PAÍSFoto: AgenciaUNOLa cifra fue entregada luego de un emplazamiento de la senadora Campillai, quien pidió aclarar los criterios del Ejecutivo. El ministro Fernando Rabat evitó fijar una postura política y recalcó que los indultos serán evaluados caso a caso, conforme a la legislación vigente.
Con números sobre la mesa, pero sin definiciones de fondo. Así llegó este martes el ministro de Justicia, Fernando Rabat, a la Comisión de Derechos Humanos del Senado, donde confirmó que actualmente existen 28 solicitudes de indulto pendientes, en medio de la creciente presión política por el eventual uso de esta facultad por parte del Presidente José Antonio Kast.
La cifra no es menor: según detalló el propio secretario de Estado, unas 20 solicitudes datan de antes del 11 de marzo de 2026, mientras que las ocho restantes corresponden a casos más recientes.
“Hoy día hay aproximadamente 28 solicitudes de indultos pendientes, existen aproximadamente 20 que están desde antes del 11 de marzo del año 2026 y de las posteriores que serían aproximadamente 8, hay distintas materias no todas vinculadas con lo que se llama el estallido social. Eso es lo que le puedo contestar”, sentenció Rabat.
Pero más allá del desglose, Rabat optó por una línea cauta: cada caso se evaluará “uno a uno”, ajustado a la legislación vigente, sin adelantar criterios políticos ni compromisos concretos.
El tema lo instaló con fuerza la presidenta de la comisión, la senadora Fabiola Campillai, quien no solo pidió cifras, sino que tensionó el debate de fondo: si otorgar indultos a agentes del Estado condenados por violaciones a los derechos humanos —tanto en dictadura como en el estallido— puede terminar configurando impunidad y contravenir estándares internacionales.
Campillai fue más allá. En un tono directo, emplazó al ministro a transmitir un mensaje claro a La Moneda: que el Ejecutivo escuche también a las víctimas. “Estamos hablando de una revictimización evidente”, advirtió, exigiendo que el Presidente reciba a familiares de afectados tanto del estallido social como de la dictadura.
Rabat, sin embargo, esquivó el fondo del cuestionamiento. Reiteró que la facultad de indulto existe y que su aplicación depende exclusivamente del análisis de cada expediente. Sin juicios de valor.

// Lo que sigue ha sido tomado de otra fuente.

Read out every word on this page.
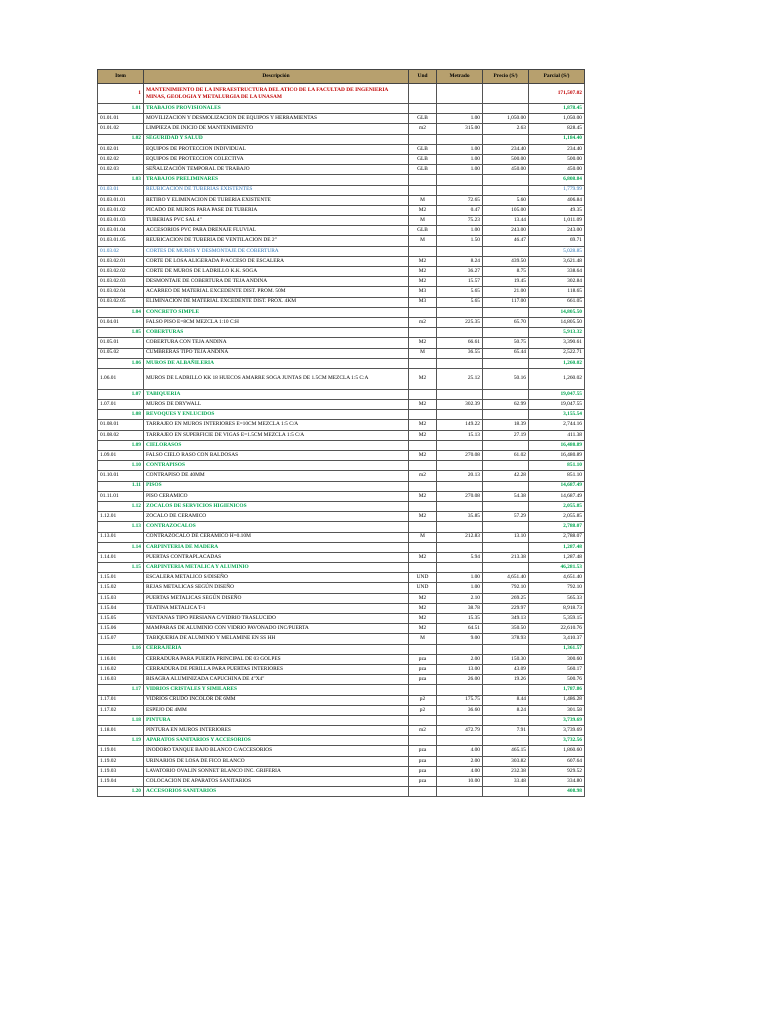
Item	Descripción	Und	Metrado	Precio (S/)	Parcial (S/)
1	MANTENIMIENTO DE LA INFRAESTRUCTURA DEL ATICO DE LA FACULTAD DE INGENIERIA MINAS, GEOLOGIA Y METALURGIA DE LA UNASAM				171,507.02
1.01	TRABAJOS PROVISIONALES				1,878.45
01.01.01	MOVILIZACION Y DESMOLIZACION DE EQUIPOS Y HERRAMIENTAS	GLB	1.00	1,050.00	1,050.00
01.01.02	LIMPIEZA DE INICIO DE MANTENIMIENTO	m2	315.00	2.63	828.45
1.02	SEGURIDAD Y SALUD				1,184.40
01.02.01	EQUIPOS DE PROTECCION INDIVIDUAL	GLB	1.00	234.40	234.40
01.02.02	EQUIPOS DE PROTECCION COLECTIVA	GLB	1.00	500.00	500.00
01.02.03	SEÑALIZACIÓN TEMPORAL DE TRABAJO	GLB	1.00	450.00	450.00
1.03	TRABAJOS PRELIMINARES				6,808.84
01.03.01	REUBICACION DE TUBERIAS EXISTENTES				1,779.99
01.03.01.01	RETIRO Y ELIMINACION DE TUBERIA EXISTENTE	M	72.65	5.60	406.84
01.03.01.02	PICADO DE MUROS PARA PASE DE TUBERIA	M2	0.47	105.00	49.35
01.03.01.03	TUBERIAS PVC SAL 4"	M	75.23	13.44	1,011.09
01.03.01.04	ACCESORIOS PVC PARA DRENAJE FLUVIAL	GLB	1.00	243.00	243.00
01.03.01.05	REUBICACION DE TUBERIA DE VENTILACION DE 2"	M	1.50	46.47	69.71
01.03.02	CORTES DE MUROS Y DESMONTAJE DE COBERTURA				5,028.85
01.03.02.01	CORTE DE LOSA ALIGERADA P/ACCESO DE ESCALERA	M2	8.24	439.50	3,621.48
01.03.02.02	CORTE DE MUROS DE LADRILLO K.K. SOGA	M2	36.27	8.75	338.64
01.03.02.03	DESMONTAJE DE COBERTURA DE TEJA ANDINA	M2	15.57	19.45	302.84
01.03.02.04	ACARREO DE MATERIAL EXCEDENTE DIST. PROM. 50M	M3	5.65	21.00	118.65
01.03.02.05	ELIMINACION DE MATERIAL EXCEDENTE DIST. PROX. 4KM	M3	5.65	117.00	661.05
1.04	CONCRETO SIMPLE				14,805.50
01.04.01	FALSO PISO E=8CM MEZCLA 1:10 C:H	m2	225.35	65.70	14,805.50
1.05	COBERTURAS				5,913.32
01.05.01	COBERTURA CON TEJA ANDINA	M2	66.61	50.75	3,390.61
01.05.02	CUMBRERAS TIPO TEJA ANDINA	M	36.55	65.44	2,522.71
1.06	MUROS DE ALBAÑILERIA				1,260.02
1.06.01	MUROS DE LADRILLO KK 18 HUECOS AMARRE SOGA JUNTAS DE 1.5CM MEZCLA 1:5 C:A	M2	25.12	50.16	1,260.02
1.07	TABIQUERIA				19,047.55
1.07.01	MUROS DE DRYWALL	M2	302.39	62.99	19,047.55
1.08	REVOQUES Y ENLUCIDOS				3,155.54
01.08.01	TARRAJEO EN MUROS INTERIORES E=10CM MEZCLA 1:5 C/A	M2	149.22	18.39	2,744.16
01.08.02	TARRAJEO EN SUPERFICIE DE VIGAS E=1.5CM MEZCLA 1:5 C/A	M2	15.13	27.19	411.38
1.09	CIELORASOS				16,480.89
1.09.01	FALSO CIELO RASO CON BALDOSAS	M2	270.08	61.02	16,480.89
1.10	CONTRAPISOS				851.10
01.10.01	CONTRAPISO DE 40MM	m2	20.13	42.28	851.10
1.11	PISOS				14,687.49
01.11.01	PISO CERAMICO	M2	270.08	54.38	14,687.49
1.12	ZOCALOS DE SERVICIOS HIGIENICOS				2,055.85
1.12.01	ZOCALO DE CERAMICO	M2	35.85	57.29	2,055.85
1.13	CONTRAZOCALOS				2,788.07
1.13.01	CONTRAZOCALO DE CERAMICO H=0.10M	M	212.83	13.10	2,788.07
1.14	CARPINTERIA DE MADERA				1,287.48
1.14.01	PUERTAS CONTRAPLACADAS	M2	5.94	213.38	1,287.48
1.15	CARPINTERIA METALICA Y ALUMINIO				46,281.53
1.15.01	ESCALERA METALICO S/DISEÑO	UND	1.00	4,651.40	4,651.40
1.15.02	REJAS METALICAS SEGÚN DISEÑO	UND	1.00	792.10	792.10
1.15.03	PUERTAS METALICAS SEGÚN DISEÑO	M2	2.10	269.25	565.33
1.15.04	TEATINA METALICA T-1	M2	38.78	229.97	8,918.73
1.15.05	VENTANAS TIPO PERSIANA C/VIDRIO TRASLUCIDO	M2	15.35	349.13	5,359.15
1.15.06	MAMPARAS DE ALUMINIO CON VIDRIO PAVONADO INC/PUERTA	M2	64.51	350.50	22,610.76
1.15.07	TABIQUERIA DE ALUMINIO Y MELAMINE EN SS HH	M	9.00	378.93	3,410.37
1.16	CERRAJERIA				1,361.57
1.16.01	CERRADURA PARA PUERTA PRINCIPAL DE 03 GOLPES	pza	2.00	150.30	300.60
1.16.02	CERRADURA DE PERILLA PARA PUERTAS INTERIORES	pza	13.00	43.09	560.17
1.16.03	BISAGRA ALUMINIZADA CAPUCHINA DE 4"X4"	pza	26.00	19.26	500.76
1.17	VIDRIOS CRISTALES Y SIMILARES				1,787.86
1.17.01	VIDRIOS CRUDO INCOLOR DE 6MM	p2	175.75	8.44	1,486.28
1.17.02	ESPEJO DE 4MM	p2	36.60	8.24	301.58
1.18	PINTURA				3,739.69
1.18.01	PINTURA EN MUROS INTERIORES	m2	472.79	7.91	3,739.69
1.19	APARATOS SANITARIOS Y ACCESORIOS				3,732.56
1.19.01	INODORO TANQUE BAJO BLANCO C/ACCESORIOS	pza	4.00	465.15	1,860.60
1.19.02	URINARIOS DE LOSA DE FICO BLANCO	pza	2.00	303.82	607.64
1.19.03	LAVATORIO OVALIN SONNET BLANCO INC. GRIFERIA	pza	4.00	232.38	929.52
1.19.04	COLOCACION DE APARATOS SANITARIOS	pza	10.00	33.48	334.80
1.20	ACCESORIOS SANITARIOS				408.98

La sesión —a la que también asistió el subsecretario de Derechos Humanos, Pablo Mira— no solo giró en torno a los indultos. El ministro expuso las prioridades legislativas de su cartera para el período, en una instancia solicitada por la propia Campillai tras asumir la presidencia de la comisión. Sobre la mesa también estuvieron temas sensibles como políticas migratorias con enfoque en grupos vulnerables.
En paralelo, participaron representantes de organizaciones de derechos humanos, como Alicia Lira (AFEP), Gaby Rivera (AFDD) y Nelson Aramburu, del Comando Unitario de ex Prisioneros Políticos, reforzando el peso simbólico de una sesión marcada por la memoria, la justicia y las señales políticas.
Conmutación de penas: “Vamos a esperar su tramitación legislativa”
Donde sí hubo una definición —aunque por omisión— fue en el proyecto de conmutación de penas que se tramita en el Congreso y que podría beneficiar a condenados por crímenes de la dictadura recluidos en Punta Peuco. El ministro fue tajante en la forma, pero no en el fondo: el Gobierno no tiene postura por ahora. ¿La razón? El volumen de indicaciones. “Vamos a esperar su tramitación legislativa”, zanjó.
Así, entre cifras, cautelas y silencios estratégicos, el Ejecutivo deja abierto un flanco delicado: el uso del indulto en casos de derechos humanos, un terreno donde cada decisión pesa —y donde, por ahora, el Gobierno prefiere no pisar en falso.